The act of kneeling was suggested to Kaepernick by military veteran and fellow NFLer Nate Boyer, as an alternative to sitting during the anthem. Unlike staying seating, kneeling is almost always associated with a form of respect -- even deference. Prior to Kaepernick, the most likely reason you'd see someone kneeling on a sporting field is if there is an injury (I distinctively remember doing it during youth soccer). Obviously, nobody thinks that kneeling there is meant as a form of taunting or abuse. Rather, it's designed to signal "somebody is hurt, and we are acknowledging their hurt -- we're not going to simply carry on as if this isn't happening."
This semiotic meaning of kneeling was explicitly what Kaepernick was drawing on. Boyer drew the connection to soldiers who knelt before the grave of a fallen comrade -- again, a show of respect. The idea was to communicate that in America right now Black people are hurting, that there is an injury, and we need to respect and acknowledge that. On face, this should have been quite familiar precisely because it drew upon a practice that any sports fan is well-acquainted with and which carries an easy parallel to the point Kaepernick was trying to make. That it is now being presented as something different -- an act of defiance or disrespect -- isn't even a communicative misfire: it is a conscious attempt to replace an otherwise clear and powerful message with a different, more easily dismissed meaning.
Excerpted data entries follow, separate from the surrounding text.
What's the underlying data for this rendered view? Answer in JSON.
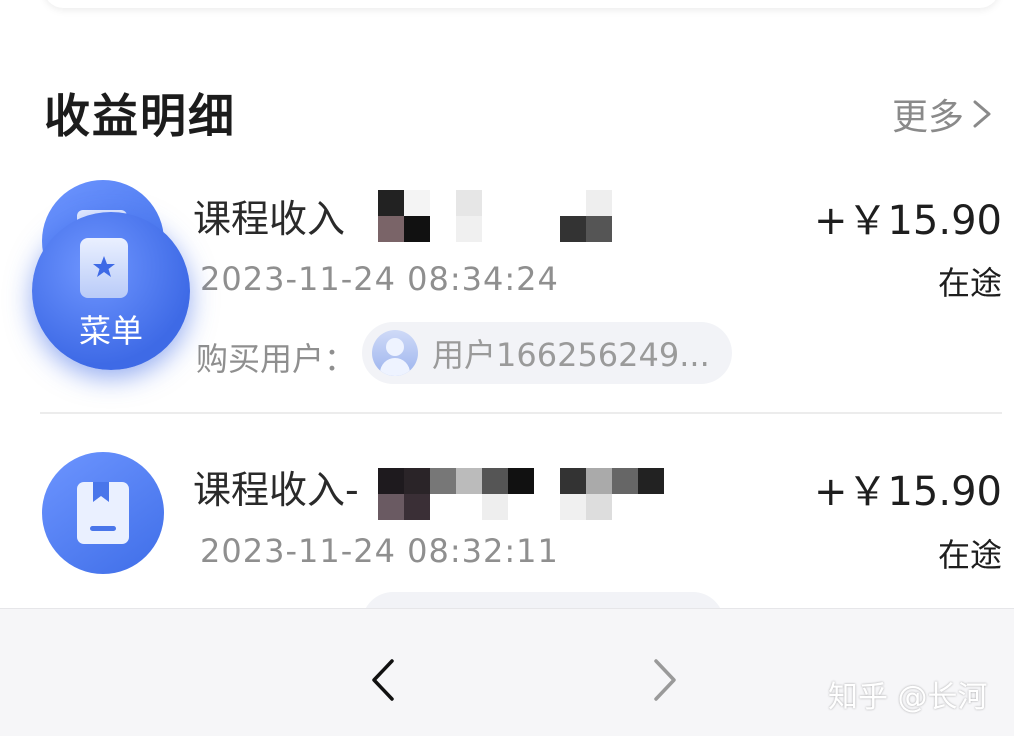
{
  "section": {
    "title": "收益明细",
    "more_label": "更多"
  },
  "records": [
    {
      "title": "课程收入",
      "amount": "+￥15.90",
      "time": "2023-11-24 08:34:24",
      "status": "在途",
      "buyer_label": "购买用户：",
      "buyer_name": "用户166256249...",
      "icon": "book-icon"
    },
    {
      "title": "课程收入-",
      "amount": "+￥15.90",
      "time": "2023-11-24 08:32:11",
      "status": "在途",
      "icon": "bookmark-book-icon"
    }
  ],
  "floating_menu": {
    "label": "菜单",
    "icon": "star-card-icon"
  },
  "bottom_nav": {
    "back_icon": "chevron-left-icon",
    "forward_icon": "chevron-right-icon"
  },
  "watermark": "知乎 @长河",
  "colors": {
    "accent_blue": "#3f6ee8",
    "muted_text": "#8f8f8f",
    "pill_bg": "#f2f3f7"
  }
}
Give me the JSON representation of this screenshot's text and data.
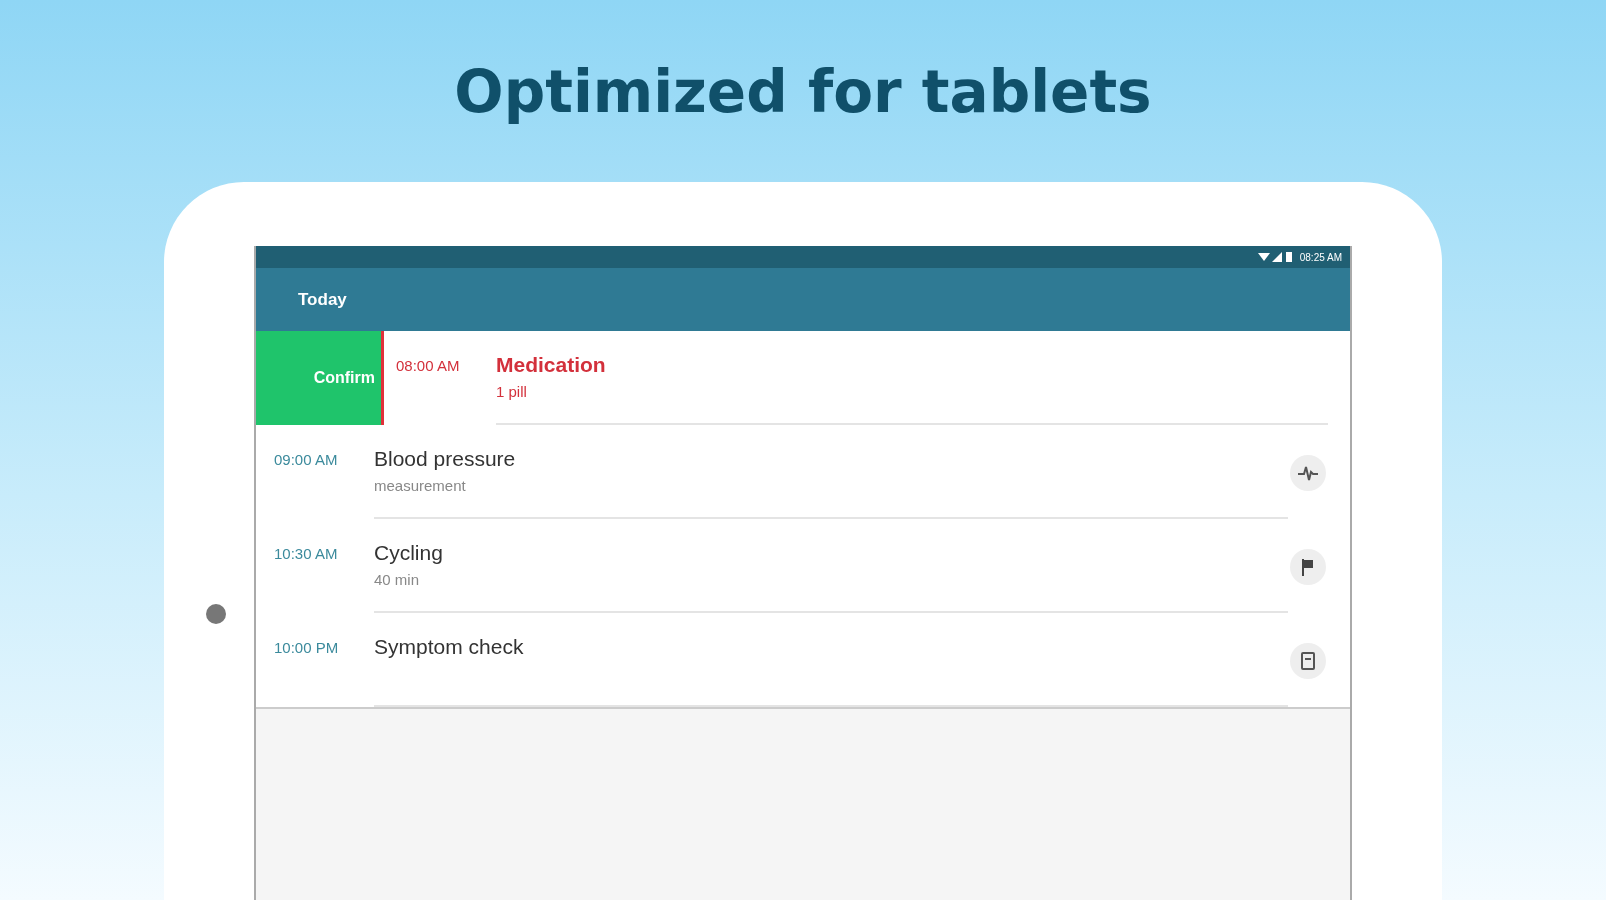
{
  "headline": "Optimized for tablets",
  "status_bar": {
    "time": "08:25 AM"
  },
  "app_bar": {
    "title": "Today"
  },
  "items": [
    {
      "time": "08:00 AM",
      "title": "Medication",
      "subtitle": "1 pill",
      "kind": "medication",
      "overdue": true,
      "swipe_action": "Confirm"
    },
    {
      "time": "09:00 AM",
      "title": "Blood pressure",
      "subtitle": "measurement",
      "kind": "measurement",
      "overdue": false
    },
    {
      "time": "10:30 AM",
      "title": "Cycling",
      "subtitle": "40 min",
      "kind": "activity",
      "overdue": false
    },
    {
      "time": "10:00 PM",
      "title": "Symptom check",
      "kind": "questionnaire",
      "overdue": false
    }
  ]
}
Kneeling during the pledge is not a form of flouting or turning one's back on America anymore than kneeling during an injury represents a disavowal of the injured player. And this also explains why staying in the locker room does not suffice as an adequate substitute for kneeling -- it lacks, ironically enough, the posture of respectful public engagement communicated by kneeling.
I've written a whole article about what the Book of Job, and other instances of biblical protest, can tell us about contemporary political disputes. Early in the Book of Job, as Job is forced to endure ever-more terrible torments, his wife urges him to simply turn his back: "Curse God, and die." But Job never does this. Job is a story of a man abused by God who protests this treatment, struggles against it, demands explanation for it -- but who never, ever cuts his relationship with God. To the contrary, he is insistent in demanding that the very real relationship they have be vindicated. "Why do you hide your face from me, and treat me as an enemy?" The power in Job's protest is precisely that it remains "in the fray" of engagement -- it is always presented as and remains as the cry of a man who does value and does care about his relationship with God.
Remaining in the locker room can't replace kneeling because it does not communicate any sort of ongoing, meaningful relationship between the protester and the subject of protest. Ironically, I think it would be far more disrespectful to the flag and the country compared to kneeling -- akin to ostentatiously turning one's back or casually chatting in the background as the anthem plays. The semiotic message of kneeling -- that there is something to grieve, an injury to acknowledge, whose relevance emerges out of a thick social relationship which the kneeler remains committed to -- can't be replicated in a private space.
And so it might be worthwhile to reflect on the very end of the Book of Job. Midway through the story, several of Job's friends begin an argument with Job, urging him to desist from challenging God or presuming to know that he is being treated unjustly. By what right does Job claim the authority to question God in this way?
This argument gets interrupted when God finally emerges, "out of a whirlwind" to confront Job. But in the denouement, God speaks once more -- not to Job, but to his friends. He instructs them to repent, "for you have not spoken of me the thing that is just, as my servant Job has." At the very end, Job is vindicated, and those who told him to stay silent, or passively defer to God, are chastised. "You have not spoken of me the thing that is just, as my servant Job has."
These words, repeated twice, are the last words God ever speaks directly to man in the Hebrew Bible.